Heirloom chef a semifinalist for James Beard Award

Matt Kern shocked by the news
March 18, 2019

From the Lehigh Valley to the Delmarva Peninsula, Matt Kern’s path to the top job at Heirloom in Lewes has been anything but traditional. 

Kern didn’t go to a respected culinary school; he paid his dues in kitchens, worked hard and took every opportunity to learn.

When he landed the job as Heirloom’s executive chef, he knew it would be his time to thrive creatively. After two-and-a-half years at the helm, his hard work has paid off, as he’s been named a semifinalist for a prestigious James Beard Award. He will find out March 27 if he’s made the finals for Best Chef: Mid-Atlantic.

“Just getting nominated, you’re recognized as one of the best chefs in the country,” said Kern during a recent afternoon in Heirloom’s dining room, taking a break from prep. “I’m grateful for that.”

Kern was hired by owner Meghan Lee just a few months after opening in December 2015. After the restaurant’s original chef didn’t work out, Lee was in need of a talented replacement.

Kern had been brought to the Cape Region by a restaurant group that opened the short-lived Atlantic Jazz Yard in Rehoboth. After it closed, he worked in a few popular local kitchens, but he was looking for something more.

Lee said she and Kern separately confided in Blue Moon Executive Chef Lion Gardner, who connected the two. They talked about their expectations and goals, and decided to move forward. It didn’t take long to find that it was a great match.

“Matt took us to a whole other level,” Lee said. “We were both instantly on the same page. My biggest fear was that transition, and the best compliment I got, and still get, is that it’s better.”

Kern said he’s grateful Lee took a leap of faith.

“She gave me an opportunity that sort of no one else was willing to give,” he said. “You can tell anyone until you’re blue in the face that you’re creative, passionate and your skill set is focused around this area of food, but most restaurants are looking for turn and burn, just getting people in and making simple food.”

Kern’s vision was to showcase Delaware through ingredients available from local farms and watermen. “I think that’s important because that gives us more of an identity as a state and area,” he said.

He and Lee often walk around the Historic Lewes Farmers Market to see if there’s anything new or if there’s an ingredient that may work well in Kern’s creative mind.

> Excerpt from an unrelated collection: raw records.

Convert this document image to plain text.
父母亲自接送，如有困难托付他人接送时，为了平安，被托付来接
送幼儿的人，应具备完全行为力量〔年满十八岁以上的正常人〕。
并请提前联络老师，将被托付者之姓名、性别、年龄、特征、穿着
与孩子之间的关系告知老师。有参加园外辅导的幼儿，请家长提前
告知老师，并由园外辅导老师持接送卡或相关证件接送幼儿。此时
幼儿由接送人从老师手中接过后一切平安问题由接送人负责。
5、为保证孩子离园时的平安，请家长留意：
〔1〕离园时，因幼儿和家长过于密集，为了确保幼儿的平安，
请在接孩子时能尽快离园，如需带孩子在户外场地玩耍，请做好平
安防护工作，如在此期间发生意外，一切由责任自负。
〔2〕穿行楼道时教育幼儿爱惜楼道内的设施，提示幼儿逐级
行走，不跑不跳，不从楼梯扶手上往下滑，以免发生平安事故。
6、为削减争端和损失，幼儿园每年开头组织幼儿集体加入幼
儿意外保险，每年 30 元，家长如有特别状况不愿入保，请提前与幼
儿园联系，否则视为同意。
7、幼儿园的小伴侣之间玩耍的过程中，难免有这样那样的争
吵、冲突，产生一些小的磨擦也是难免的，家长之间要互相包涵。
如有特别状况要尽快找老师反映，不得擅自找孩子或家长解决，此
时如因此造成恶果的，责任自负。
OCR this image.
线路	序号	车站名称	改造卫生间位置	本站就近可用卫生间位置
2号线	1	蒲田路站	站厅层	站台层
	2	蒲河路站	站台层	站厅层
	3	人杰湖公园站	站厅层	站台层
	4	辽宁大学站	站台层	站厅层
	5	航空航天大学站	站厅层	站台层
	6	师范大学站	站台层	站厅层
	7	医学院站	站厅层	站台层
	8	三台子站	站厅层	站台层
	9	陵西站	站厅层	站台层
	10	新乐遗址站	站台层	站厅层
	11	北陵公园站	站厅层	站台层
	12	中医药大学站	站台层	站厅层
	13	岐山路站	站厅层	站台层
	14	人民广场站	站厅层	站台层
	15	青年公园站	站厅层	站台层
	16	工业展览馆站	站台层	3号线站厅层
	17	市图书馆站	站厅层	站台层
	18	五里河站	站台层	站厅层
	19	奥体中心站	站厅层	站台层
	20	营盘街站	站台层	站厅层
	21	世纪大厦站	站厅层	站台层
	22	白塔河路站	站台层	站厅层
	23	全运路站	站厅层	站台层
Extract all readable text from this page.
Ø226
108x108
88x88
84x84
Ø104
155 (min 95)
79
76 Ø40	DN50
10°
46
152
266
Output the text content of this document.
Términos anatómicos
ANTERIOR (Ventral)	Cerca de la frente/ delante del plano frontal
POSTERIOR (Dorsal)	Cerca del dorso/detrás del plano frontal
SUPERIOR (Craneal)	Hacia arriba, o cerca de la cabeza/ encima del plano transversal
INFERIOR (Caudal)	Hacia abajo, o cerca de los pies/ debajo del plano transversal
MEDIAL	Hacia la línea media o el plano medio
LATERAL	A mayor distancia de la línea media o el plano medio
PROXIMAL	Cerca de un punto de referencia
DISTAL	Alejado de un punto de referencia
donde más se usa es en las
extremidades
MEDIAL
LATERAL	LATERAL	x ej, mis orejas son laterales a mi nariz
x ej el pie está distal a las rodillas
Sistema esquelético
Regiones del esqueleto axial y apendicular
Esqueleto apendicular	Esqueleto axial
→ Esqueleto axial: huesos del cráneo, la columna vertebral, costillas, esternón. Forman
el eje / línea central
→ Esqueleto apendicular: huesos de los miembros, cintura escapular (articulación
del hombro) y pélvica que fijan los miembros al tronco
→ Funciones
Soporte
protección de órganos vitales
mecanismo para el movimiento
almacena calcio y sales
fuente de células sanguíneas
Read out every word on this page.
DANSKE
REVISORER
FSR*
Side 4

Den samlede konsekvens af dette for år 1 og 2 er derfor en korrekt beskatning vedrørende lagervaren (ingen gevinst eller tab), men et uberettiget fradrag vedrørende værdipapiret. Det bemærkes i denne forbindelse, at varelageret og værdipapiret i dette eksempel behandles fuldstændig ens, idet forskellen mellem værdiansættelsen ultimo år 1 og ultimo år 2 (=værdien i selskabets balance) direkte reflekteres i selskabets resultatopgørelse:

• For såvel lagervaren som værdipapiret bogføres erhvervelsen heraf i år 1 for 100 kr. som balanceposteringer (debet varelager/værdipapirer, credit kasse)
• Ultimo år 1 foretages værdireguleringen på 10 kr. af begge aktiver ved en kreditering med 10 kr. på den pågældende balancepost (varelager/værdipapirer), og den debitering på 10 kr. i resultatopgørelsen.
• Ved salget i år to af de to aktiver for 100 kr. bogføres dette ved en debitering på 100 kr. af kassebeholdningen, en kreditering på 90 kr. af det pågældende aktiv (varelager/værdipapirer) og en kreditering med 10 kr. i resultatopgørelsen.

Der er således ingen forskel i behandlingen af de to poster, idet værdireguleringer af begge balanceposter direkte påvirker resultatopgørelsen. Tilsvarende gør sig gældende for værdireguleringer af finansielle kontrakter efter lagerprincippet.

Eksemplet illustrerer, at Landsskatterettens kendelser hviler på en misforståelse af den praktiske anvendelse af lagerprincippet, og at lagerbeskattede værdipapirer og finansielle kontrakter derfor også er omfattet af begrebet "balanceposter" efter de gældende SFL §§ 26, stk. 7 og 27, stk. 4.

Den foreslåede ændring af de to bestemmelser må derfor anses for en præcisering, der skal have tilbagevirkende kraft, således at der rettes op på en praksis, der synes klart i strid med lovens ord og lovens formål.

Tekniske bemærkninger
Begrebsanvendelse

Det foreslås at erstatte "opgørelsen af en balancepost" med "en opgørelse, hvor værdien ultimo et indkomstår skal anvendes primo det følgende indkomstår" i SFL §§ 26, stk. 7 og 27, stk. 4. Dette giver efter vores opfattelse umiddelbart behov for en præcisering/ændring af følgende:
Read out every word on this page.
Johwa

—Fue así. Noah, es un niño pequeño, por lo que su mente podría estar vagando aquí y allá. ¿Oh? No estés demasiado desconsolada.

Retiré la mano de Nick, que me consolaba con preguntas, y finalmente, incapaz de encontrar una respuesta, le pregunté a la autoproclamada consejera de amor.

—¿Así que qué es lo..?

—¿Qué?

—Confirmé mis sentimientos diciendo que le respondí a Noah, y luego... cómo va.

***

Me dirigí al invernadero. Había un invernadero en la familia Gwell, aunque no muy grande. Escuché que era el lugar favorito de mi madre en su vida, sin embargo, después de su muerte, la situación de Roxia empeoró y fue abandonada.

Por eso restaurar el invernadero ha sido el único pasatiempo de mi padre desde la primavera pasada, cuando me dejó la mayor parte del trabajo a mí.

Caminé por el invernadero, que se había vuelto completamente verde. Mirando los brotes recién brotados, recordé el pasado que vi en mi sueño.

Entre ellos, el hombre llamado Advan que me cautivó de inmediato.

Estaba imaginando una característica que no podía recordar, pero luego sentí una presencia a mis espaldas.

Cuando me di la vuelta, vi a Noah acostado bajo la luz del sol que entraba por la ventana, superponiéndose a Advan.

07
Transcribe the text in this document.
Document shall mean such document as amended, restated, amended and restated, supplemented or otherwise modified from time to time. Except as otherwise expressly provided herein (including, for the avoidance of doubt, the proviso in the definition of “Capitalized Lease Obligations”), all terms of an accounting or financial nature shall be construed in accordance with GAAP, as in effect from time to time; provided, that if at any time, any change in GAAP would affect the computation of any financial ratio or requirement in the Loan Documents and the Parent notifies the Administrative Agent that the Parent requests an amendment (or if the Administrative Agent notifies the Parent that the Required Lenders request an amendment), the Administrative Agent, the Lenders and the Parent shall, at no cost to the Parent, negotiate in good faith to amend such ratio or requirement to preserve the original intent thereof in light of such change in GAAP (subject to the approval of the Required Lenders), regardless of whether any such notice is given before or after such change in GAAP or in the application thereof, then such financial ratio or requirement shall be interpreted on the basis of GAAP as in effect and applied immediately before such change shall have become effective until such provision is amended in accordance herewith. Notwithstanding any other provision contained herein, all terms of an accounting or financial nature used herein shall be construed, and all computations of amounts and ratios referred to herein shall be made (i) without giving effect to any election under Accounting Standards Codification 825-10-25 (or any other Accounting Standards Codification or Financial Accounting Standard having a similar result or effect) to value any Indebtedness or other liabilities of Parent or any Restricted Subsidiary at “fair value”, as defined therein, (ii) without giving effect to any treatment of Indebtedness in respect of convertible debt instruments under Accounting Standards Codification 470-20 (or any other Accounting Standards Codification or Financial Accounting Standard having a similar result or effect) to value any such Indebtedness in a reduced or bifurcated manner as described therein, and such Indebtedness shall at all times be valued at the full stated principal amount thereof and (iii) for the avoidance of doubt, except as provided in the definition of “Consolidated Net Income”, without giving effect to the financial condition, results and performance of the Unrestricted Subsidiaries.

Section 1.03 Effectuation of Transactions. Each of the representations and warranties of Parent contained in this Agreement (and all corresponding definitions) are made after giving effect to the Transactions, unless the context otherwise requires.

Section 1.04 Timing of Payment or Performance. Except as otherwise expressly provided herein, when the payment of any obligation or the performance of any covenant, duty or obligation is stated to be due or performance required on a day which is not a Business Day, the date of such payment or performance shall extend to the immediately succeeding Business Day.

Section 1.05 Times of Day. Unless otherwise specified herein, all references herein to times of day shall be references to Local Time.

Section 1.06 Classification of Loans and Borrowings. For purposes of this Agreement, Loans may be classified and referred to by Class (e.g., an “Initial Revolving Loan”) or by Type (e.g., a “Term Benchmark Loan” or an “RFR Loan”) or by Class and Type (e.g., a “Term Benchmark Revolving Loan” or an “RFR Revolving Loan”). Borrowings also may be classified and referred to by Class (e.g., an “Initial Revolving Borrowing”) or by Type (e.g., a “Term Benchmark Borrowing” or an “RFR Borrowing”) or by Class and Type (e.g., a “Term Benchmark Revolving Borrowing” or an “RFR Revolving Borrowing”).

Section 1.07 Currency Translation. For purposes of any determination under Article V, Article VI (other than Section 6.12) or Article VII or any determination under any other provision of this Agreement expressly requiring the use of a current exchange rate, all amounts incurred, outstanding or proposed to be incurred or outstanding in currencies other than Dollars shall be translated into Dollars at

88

After the farmers market shuts down for the winter, he said, he still has farmers and watermen bringing ingredients to the restaurant.

You have these people with dirty hands and big smiles on their face bring you the best food to your back door. That’s awesome,” he said.

Kern grew up in the Lehigh Valley of Pennsylvania. He attended Bethlehem Catholic High School before transferring and graduating from Nazareth High School. He took culinary arts classes at the Career Institute of Technology while in high school.

One of his biggest influences is his stepmom, Gina, who comes from a long line of great Italian cooks.

“The biggest thing I took from her is the power of meal, and the importance of sitting down with your family every day like it’s a ritual and eating dinner together,” he said. “She never made anything fancy, but that played a huge role in my development with food.”

Kern’s first job in restaurants was as a dishwasher at 14 years old. By 21, he was working in the kitchen of Bethlehem Brew Works. “By no means was it fine dining, but we made good food,” he said.

One off night, he had a little extra cash and decided to dine at the Starfish Brasserie, a French bistro in Bethlehem. Everything far exceeded his expectations. “I said to myself, ‘I have to do this,’” he said. “I went back the next day and asked if they were hiring. They said yes.”

He said he still clearly remembers his first day - the sights, the sounds, the smells.  “It was great,” he said. “I felt like I belonged to something.”

The kitchen was different from any kitchen he had worked in before. “Everybody was quiet,” he said. “The only words out of a cook’s mouth were ‘yes, chef,’ or ‘no, chef,’ and times. Chef was the only one talking. Everything ran like clockwork.”

He said he tries to run his kitchen in a similar way at Heirloom, but he recognizes times have changed. Still, there is no music playing, and everyone has a job to do.

“You give me someone who will listen to discipline, listen to the orders I give them, be honest when they make a mistake, and just show up on time and work hard, and I’m happy,” he said. “That’s half the battle. I don’t care if they have an arm and leg’s worth of experience, even a culinary degree. It doesn’t matter. You can’t train someone to have work ethic.”

While Kern waits to hear if he’s a James Beard finalist, he’s focusing on putting out flawless plates every night.

“Between Feb. 27 and March 27 we have diners from the James Beard Foundation eating here. They’re undercover,” he said. “It’s exciting and nerve-racking at the same time. I think it’s great because you have to make sure every plate of food that leaves the kitchen and sits in front of a diner is perfect. You want to make a flawless meal for everybody who comes in.”